失言による法務大臣の辞任について | 第6の権力 logic starの逆説

失言による法務大臣の辞任について

平成22年11月22日に、柳田法務大臣が失言の責任をとって辞任しました。

この件については、辞任する前にエントリーをしたかったのですが、かなり遅れてしまいました。


さて、この失言というのは、報道によると、11月14日に、地元のパーティで「法務大臣はいいですよ、“個別事案はお答えを差し控える” “法と証拠に基づいて適切にやっている” 法務大臣は、この2つ覚えておけばいい」と発言したということです。

この柳田法務大臣の発言は、パーティでのことだそうですので、おそらくジョークではないかと思います。
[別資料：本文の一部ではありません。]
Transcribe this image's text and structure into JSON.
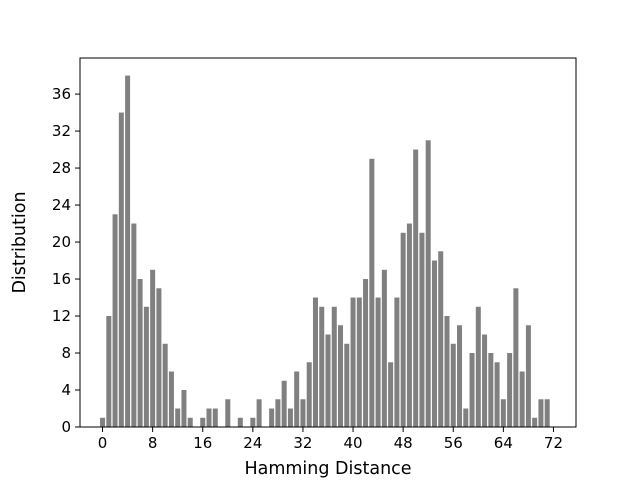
{
  "chart_data": {
    "type": "bar",
    "xlabel": "Hamming Distance",
    "ylabel": "Distribution",
    "x": [
      0,
      1,
      2,
      3,
      4,
      5,
      6,
      7,
      8,
      9,
      10,
      11,
      12,
      13,
      14,
      15,
      16,
      17,
      18,
      19,
      20,
      21,
      22,
      23,
      24,
      25,
      26,
      27,
      28,
      29,
      30,
      31,
      32,
      33,
      34,
      35,
      36,
      37,
      38,
      39,
      40,
      41,
      42,
      43,
      44,
      45,
      46,
      47,
      48,
      49,
      50,
      51,
      52,
      53,
      54,
      55,
      56,
      57,
      58,
      59,
      60,
      61,
      62,
      63,
      64,
      65,
      66,
      67,
      68,
      69,
      70,
      71,
      72
    ],
    "values": [
      1,
      12,
      23,
      34,
      38,
      22,
      16,
      13,
      17,
      15,
      9,
      6,
      2,
      4,
      1,
      0,
      1,
      2,
      2,
      0,
      3,
      0,
      1,
      0,
      1,
      3,
      0,
      2,
      3,
      5,
      2,
      6,
      3,
      7,
      14,
      13,
      10,
      13,
      11,
      9,
      14,
      14,
      16,
      29,
      14,
      17,
      7,
      14,
      21,
      22,
      30,
      21,
      31,
      18,
      19,
      12,
      9,
      11,
      2,
      8,
      13,
      10,
      8,
      7,
      3,
      8,
      15,
      6,
      11,
      1,
      3,
      3,
      0
    ],
    "xticks": [
      0,
      8,
      16,
      24,
      32,
      40,
      48,
      56,
      64,
      72
    ],
    "yticks": [
      0,
      4,
      8,
      12,
      16,
      20,
      24,
      28,
      32,
      36
    ],
    "xlim": [
      -3.6,
      75.6
    ],
    "ylim": [
      0,
      39.9
    ],
    "bar_color": "#808080",
    "grid": false
  }
}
他人を悪く言うわけでもなく、自分がやっている法務大臣の仕事についてのジョークですので、それをとりあげて非難するというのはいかがなものかと思いますが、以下では、発言の内容については踏み込まずに、仮に失言であったとしても辞任させるべきでhなかったという趣旨で、辞任反対論を書いてみたいと思います。


大臣が失言で辞任することが最近増えていますが、そのきっかけとなったのは、平成19年1月に当時の柳沢厚生労働大臣が「産む機械の数は決まっている」と発言し、2月に責任をとって辞任したことだと思います。

この「産む機械」発言については、別のエントリーに書いてありますので、そちらをご覧ください。


http://ameblo.jp/logic--star/entry-10727205326.html


この柳沢氏の「産む機械」発言が仮に失言であったとしても、やめるべきではなかったと思います。

それは、閣僚の評価は、こうした国会や政府の外での発言によってなされるべきではなく、どのような仕事をしたのか、あるいは、しなかったのか、ということで評価をされるべきだと思うからです。

よく「資質に問題がある」といったことが言われますが、よい仕事をできるのがよい資質であるはずです。

そして、いったん失言で責任をとることがおきれば、次からは、政敵も、マスコミも、失言を狙い、失言をとりあげることに注力するようになり、本来行われるべき政策についての議論や報道がなされなくなり、他方で、失言辞任が相次ぐことにより、政治や行政が停滞してしまうからです。


そして、実際にそのような事態になった、というのが、柳沢氏の「産む機械」発言の後で起こったことであり、そして、現在もそれが続いているのではないでしょうか。


柳田法務大臣の発言が仮に失言であったとしても、「失言では辞めない、辞めさせない」と勇気をもって言うことが、正常化への道であったのではないか、と思うのです。


もちろん、政策判断を誤った、あるいは、仕事をしていないということがあれば、それは批判し、場合によっては辞任を求めるということもあってよいことです。大臣に対しては、国会や政府の外での失言ではなく、国会や政府での仕事に対して批判がなされるべきではないでしょうか。